De l'utilisation des tables aléatoires et de la façon de composer une sélection savoureuse
Pourquoi écrire des tables aléatoires
La mouvance OSR (Old School Renaissance) a eu un beau succès avant la sortie de D&D5, beaucoup de joueur·euses et MJs n’étant à l’aise ni avec D&D3, ni avec D&D4.
L’un des grands axes philosophiques de l’OSR est de promouvoir un esprit de jeu avec peu de préparation et un esprit de bricolo (sur les règles comme l’univers, le fameux DIY - Do It Yourself).
Or les tables aléatoires sont le point de rencontre entre l’esprit du bricolo et celui de l’improvisateur·trice, qui veut non seulement proposer une expérience de jeu intéressante avec peu de préparation, mais veut aussi en tant que meneur·euse s’amuser, et donc être étonné·e lui/elle-aussi.
On remarquera d’ailleurs que D&D5 a bien compris l’intérêt des tables aléatoires et en inclut énormément, plus que lors des éditions précédentes:
- pour joueur·euse lors de la création de perso, allant de leur méfait préféré à des choses plus orientées “psychologie du personnage qui va être joué”, comme son idéal ou défaut
- mais aussi des tables pour MJ, avec des tables de noms de PNJs, de trésors (certes iconiques) et de rencontres aléatoires.
Il est donc évident qu’il existe un public pour les tables (ou même un lectorat).
Pourquoi utiliser des tables plutôt que des générateurs
Entre le jeu en ligne et l’omniprésence des intelliphones à la table de jeu, il est assez facile d’avoir accès à des générateurs en ligne… Pourquoi écrire des tables dans ce contexte?
Déjà car elles sont plus facilement imprimable.
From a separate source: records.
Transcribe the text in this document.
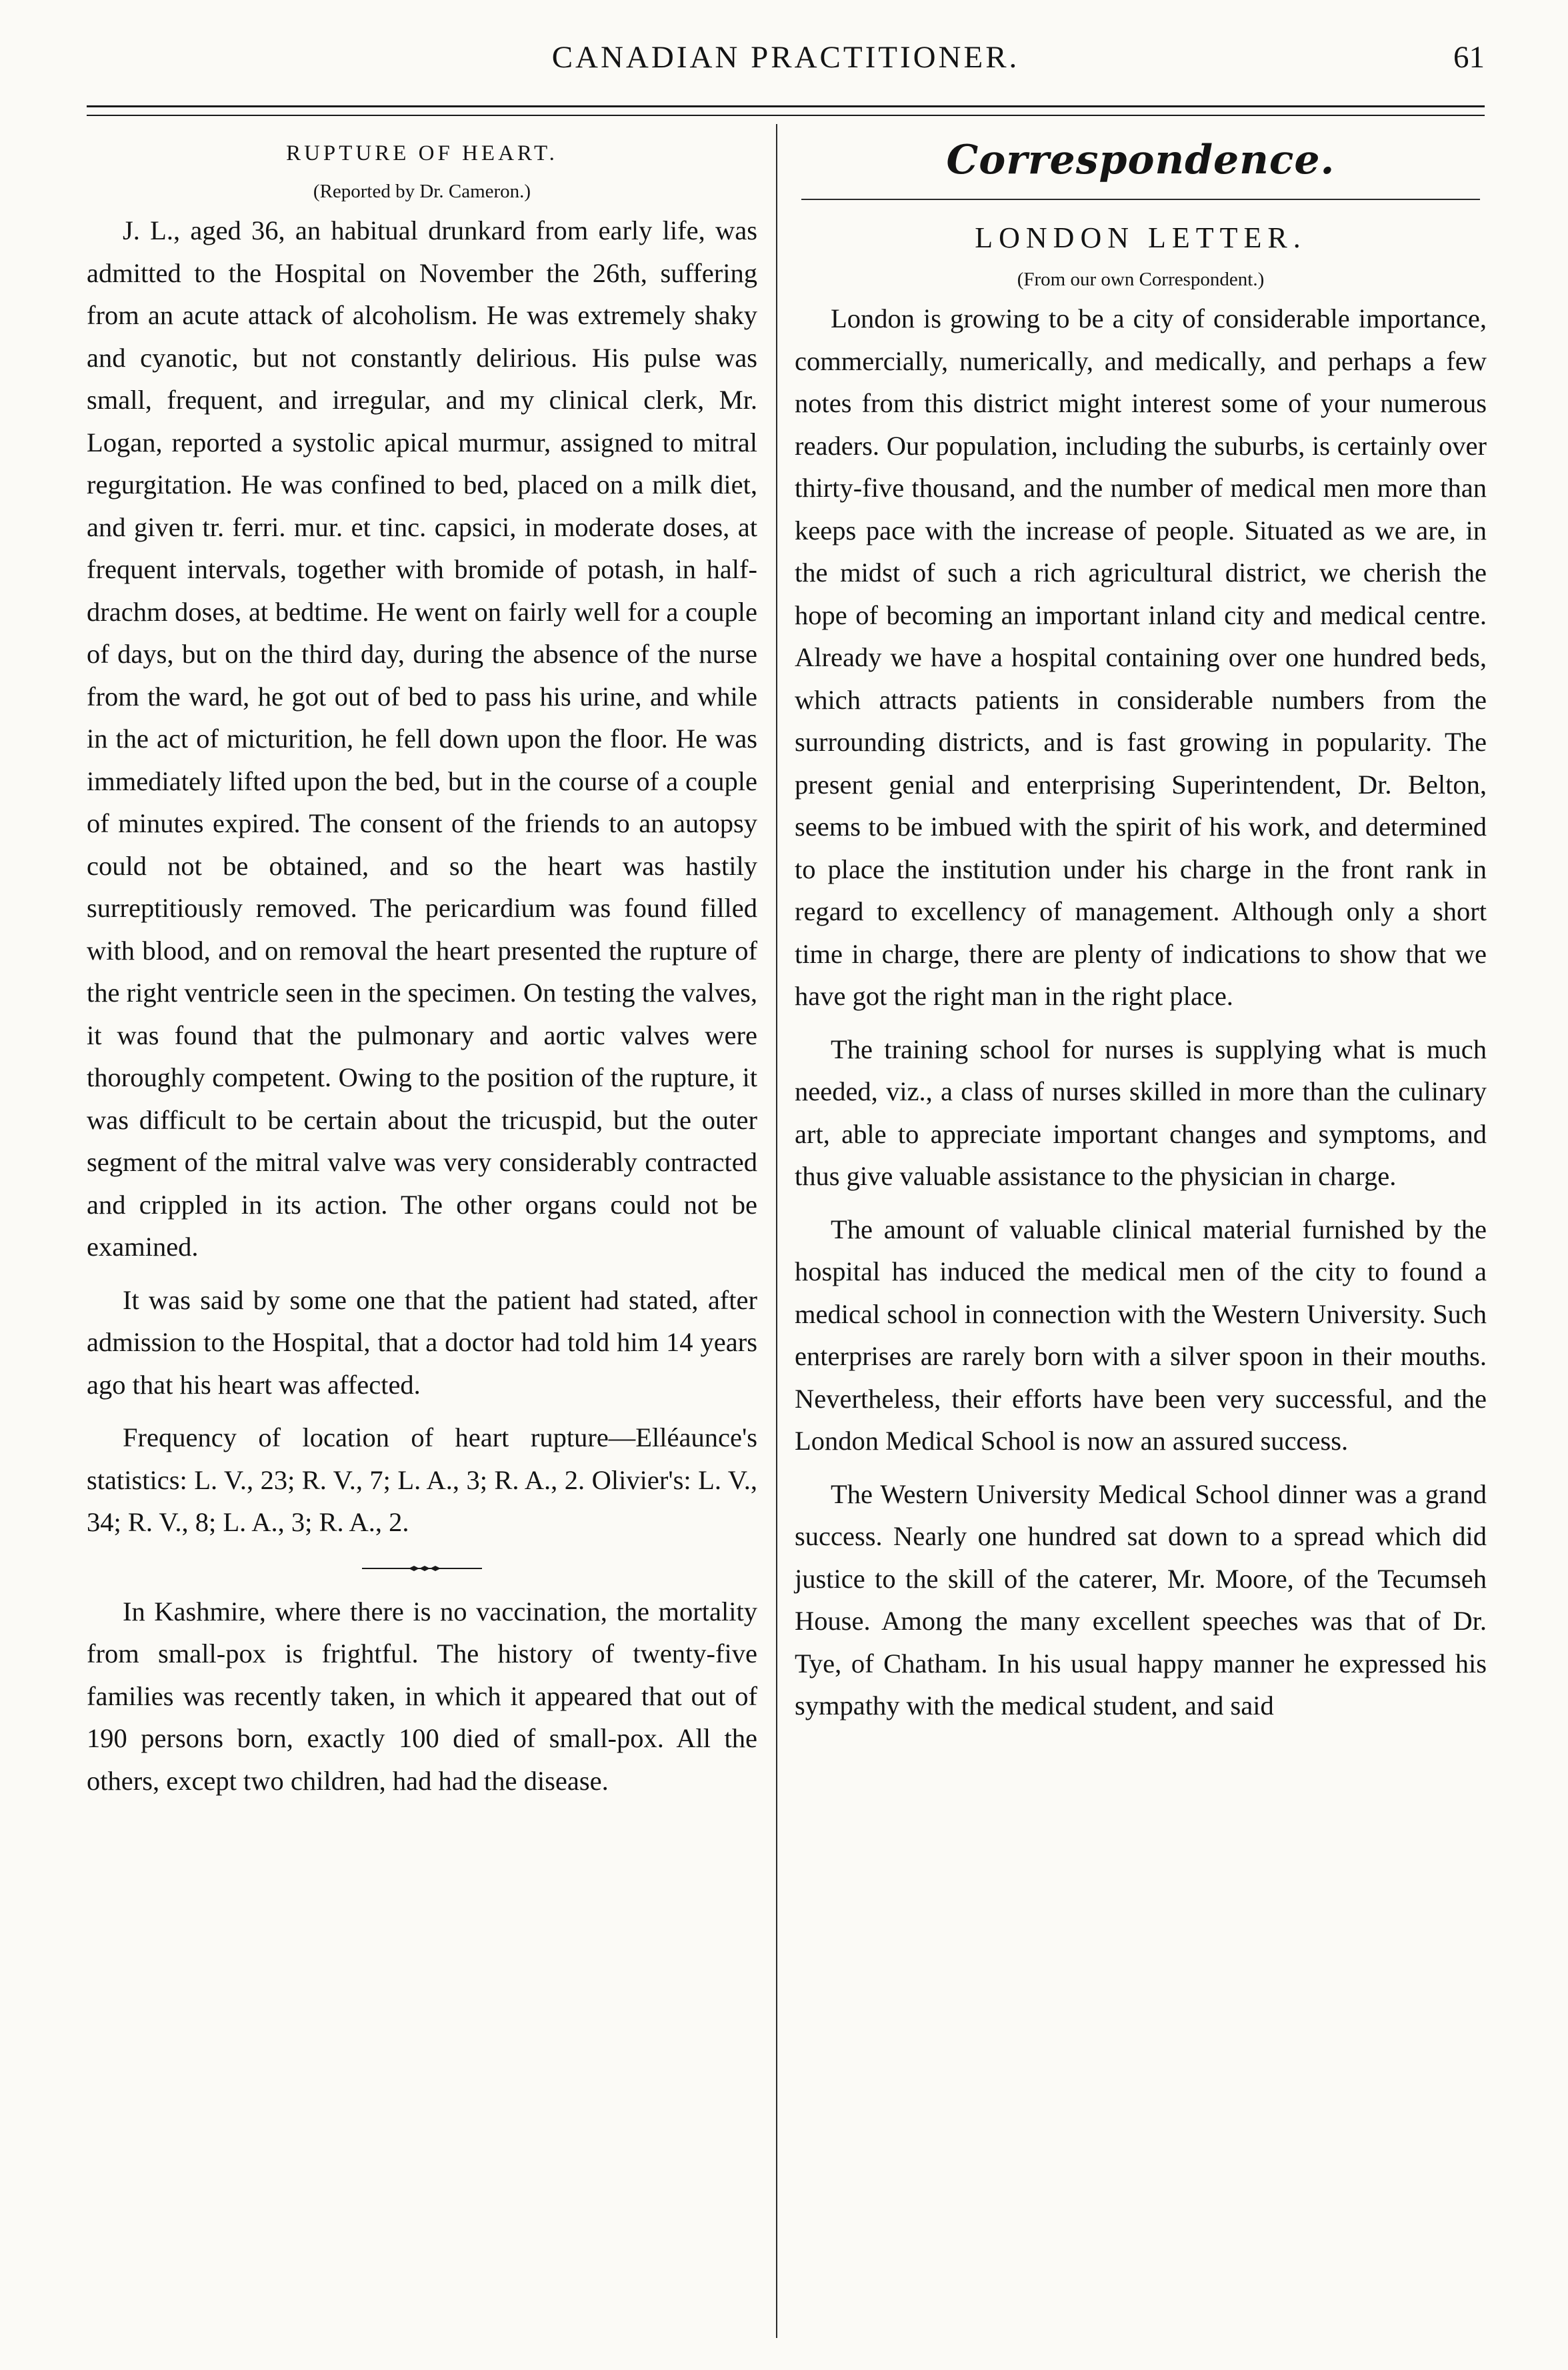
CANADIAN PRACTITIONER.	61
RUPTURE OF HEART.
(Reported by Dr. Cameron.)

J. L., aged 36, an habitual drunkard from early life, was admitted to the Hospital on November the 26th, suffering from an acute attack of alcoholism. He was extremely shaky and cyanotic, but not constantly delirious. His pulse was small, frequent, and irregular, and my clinical clerk, Mr. Logan, reported a systolic apical murmur, assigned to mitral regurgitation. He was confined to bed, placed on a milk diet, and given tr. ferri. mur. et tinc. capsici, in moderate doses, at frequent intervals, together with bromide of potash, in half-drachm doses, at bedtime. He went on fairly well for a couple of days, but on the third day, during the absence of the nurse from the ward, he got out of bed to pass his urine, and while in the act of micturition, he fell down upon the floor. He was immediately lifted upon the bed, but in the course of a couple of minutes expired. The consent of the friends to an autopsy could not be obtained, and so the heart was hastily surreptitiously removed. The pericardium was found filled with blood, and on removal the heart presented the rupture of the right ventricle seen in the specimen. On testing the valves, it was found that the pulmonary and aortic valves were thoroughly competent. Owing to the position of the rupture, it was difficult to be certain about the tricuspid, but the outer segment of the mitral valve was very considerably contracted and crippled in its action. The other organs could not be examined.

It was said by some one that the patient had stated, after admission to the Hospital, that a doctor had told him 14 years ago that his heart was affected.

Frequency of location of heart rupture—Elléaunce's statistics: L. V., 23; R. V., 7; L. A., 3; R. A., 2. Olivier's: L. V., 34; R. V., 8; L. A., 3; R. A., 2.

In Kashmire, where there is no vaccination, the mortality from small-pox is frightful. The history of twenty-five families was recently taken, in which it appeared that out of 190 persons born, exactly 100 died of small-pox. All the others, except two children, had had the disease.

Correspondence.
LONDON LETTER.
(From our own Correspondent.)

London is growing to be a city of considerable importance, commercially, numerically, and medically, and perhaps a few notes from this district might interest some of your numerous readers. Our population, including the suburbs, is certainly over thirty-five thousand, and the number of medical men more than keeps pace with the increase of people. Situated as we are, in the midst of such a rich agricultural district, we cherish the hope of becoming an important inland city and medical centre. Already we have a hospital containing over one hundred beds, which attracts patients in considerable numbers from the surrounding districts, and is fast growing in popularity. The present genial and enterprising Superintendent, Dr. Belton, seems to be imbued with the spirit of his work, and determined to place the institution under his charge in the front rank in regard to excellency of management. Although only a short time in charge, there are plenty of indications to show that we have got the right man in the right place.

The training school for nurses is supplying what is much needed, viz., a class of nurses skilled in more than the culinary art, able to appreciate important changes and symptoms, and thus give valuable assistance to the physician in charge.

The amount of valuable clinical material furnished by the hospital has induced the medical men of the city to found a medical school in connection with the Western University. Such enterprises are rarely born with a silver spoon in their mouths. Nevertheless, their efforts have been very successful, and the London Medical School is now an assured success.

The Western University Medical School dinner was a grand success. Nearly one hundred sat down to a spread which did justice to the skill of the caterer, Mr. Moore, of the Tecumseh House. Among the many excellent speeches was that of Dr. Tye, of Chatham. In his usual happy manner he expressed his sympathy with the medical student, and said
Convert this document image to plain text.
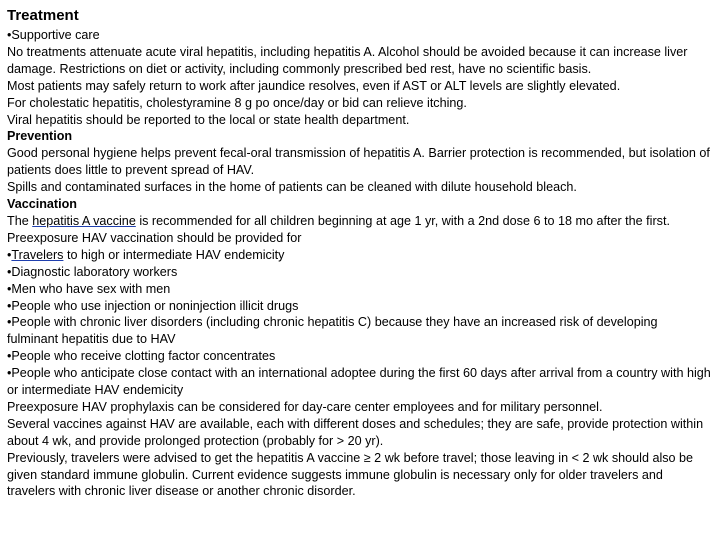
Treatment

•Supportive care

No treatments attenuate acute viral hepatitis, including hepatitis A. Alcohol should be avoided because it can increase liver damage. Restrictions on diet or activity, including commonly prescribed bed rest, have no scientific basis.

Most patients may safely return to work after jaundice resolves, even if AST or ALT levels are slightly elevated.

For cholestatic hepatitis, cholestyramine 8 g po once/day or bid can relieve itching.

Viral hepatitis should be reported to the local or state health department.

Prevention

Good personal hygiene helps prevent fecal-oral transmission of hepatitis A. Barrier protection is recommended, but isolation of patients does little to prevent spread of HAV.

Spills and contaminated surfaces in the home of patients can be cleaned with dilute household bleach.

Vaccination

The hepatitis A vaccine is recommended for all children beginning at age 1 yr, with a 2nd dose 6 to 18 mo after the first.

Preexposure HAV vaccination should be provided for

•Travelers to high or intermediate HAV endemicity

•Diagnostic laboratory workers

•Men who have sex with men

•People who use injection or noninjection illicit drugs

•People with chronic liver disorders (including chronic hepatitis C) because they have an increased risk of developing fulminant hepatitis due to HAV

•People who receive clotting factor concentrates

•People who anticipate close contact with an international adoptee during the first 60 days after arrival from a country with high or intermediate HAV endemicity

Preexposure HAV prophylaxis can be considered for day-care center employees and for military personnel.

Several vaccines against HAV are available, each with different doses and schedules; they are safe, provide protection within about 4 wk, and provide prolonged protection (probably for > 20 yr).

Previously, travelers were advised to get the hepatitis A vaccine ≥ 2 wk before travel; those leaving in < 2 wk should also be given standard immune globulin. Current evidence suggests immune globulin is necessary only for older travelers and travelers with chronic liver disease or another chronic disorder.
Je sais pas si vous avez déjà essayé de jouer sans internet (de manière forcée) quand vous aviez prévu de vous en servir? Personnellement, entre l’énervement de ne pas pouvoir utiliser ma préparation, la colère contre la technique qui se rebelle et la déception sur le visage de mon groupe (qui refusera de l’avouer, par gentillesse), je peux vous assurer la partie sera oubliable…
Je suis donc devenu un VCI™ (Vieux Con Indécrottable) qui se balade avec un classeur dans son sac à dos rempli de tables, imprimées sur des résidus d’arbres morts, plutôt qu’un ordinateur portable…
Les tables aléatoires ont de plus quelques avantages supplémentaires :
- Déjà, elles se laissent lire à l’avance (ce que je conseille)
- Ensuite, elles affichent tous les résultats d’un coup d’un seul… Si le résultat du jet de dé ne vous plait pas, une ligne plus haut ou plus bas devrait faire l’affaire. Ou alors vous avez mal choisi votre table.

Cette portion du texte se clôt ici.